8 Acımasızca yargılanıp ölüme götürüldü. Halkımın isyanı ve hak ettiği ceza yüzünden Yaşayanlar diyarından atıldı. Onun kuşağından bunu düşünen oldu mu?
Il a été enlevé par l’oppression et le jugement, et, parmi ses contemporains, qui a pensé qu’il était retranché de la terre des vivants, que la plaie le frappait à cause des péchés de mon peuple?
9 Şiddete başvurmadığı, Ağzından hileli söz çıkmadığı halde, Ona kötülerin yanında bir mezar verildi, Ama öldüğünde zenginin yanındaydı.
On lui a donné son sépulcre avec les méchants, et dans sa mort il est avec le riche, alors qu’il n’a pas commis d’injustice, et qu’il n’y a pas de fraude dans sa bouche.
10 Ne var ki, RAB onun ezilmesini uygun gördü, Acı çekmesini istedi. Canını suç sunusu olarak sunarsa Soyundan gelenleri görecek ve günleri uzayacak. RAB'bin istemi onun aracılığıyla gerçekleşecek.
Il a plu à Yahweh de le briser par la souffrance; mais quand son âme aura offert le sacrifice expiatoire, il verra une postérité, il prolongera ses jours, et le dessein de Yahweh prospérera dans ses mains.

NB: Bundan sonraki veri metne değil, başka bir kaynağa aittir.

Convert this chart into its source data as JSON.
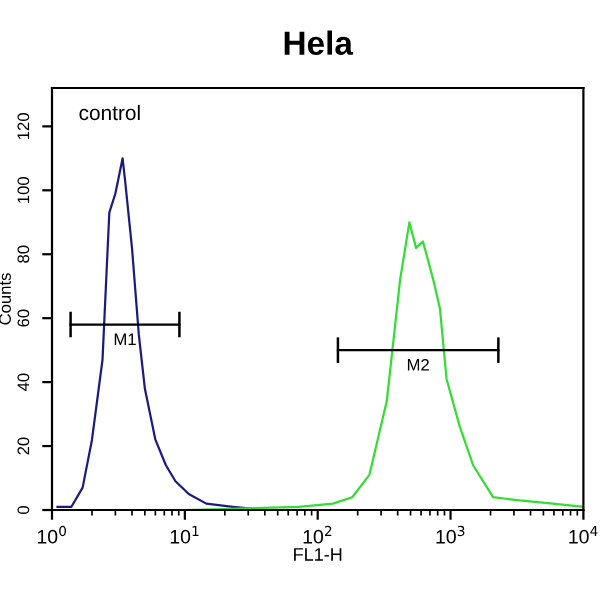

11 Canını feda ettiği için Gördükleriyle hoşnut olacak. Doğru kulum, kendisini kabul eden birçoklarını aklayacak. Çünkü onların suçlarını o üstlendi.
A cause des souffrances de son âme, il verra et se rassasiera. Par sa connaissance le juste, mon Serviteur, justifiera beaucoup d’hommes, et lui-même se chargera de leurs iniquités.
12 Bundan dolayı ona ünlüler arasında bir pay vereceğim, Ganimeti güçlülerle paylaşacak. Çünkü canını feda etti, başkaldıranlarla bir sayıldı. Pek çoklarının günahını o üzerine aldı, Başkaldıranlar için de yalvardı.
C’est pourquoi je lui donnerai sa part parmi les grands; il partagera le butin avec les forts. Parce qu’il a livré son âme à la mort et qu’il a été compté parmi les malfaiteurs; et lui-même a porté la faute de beaucoup, et il intercédera pour les pécheurs.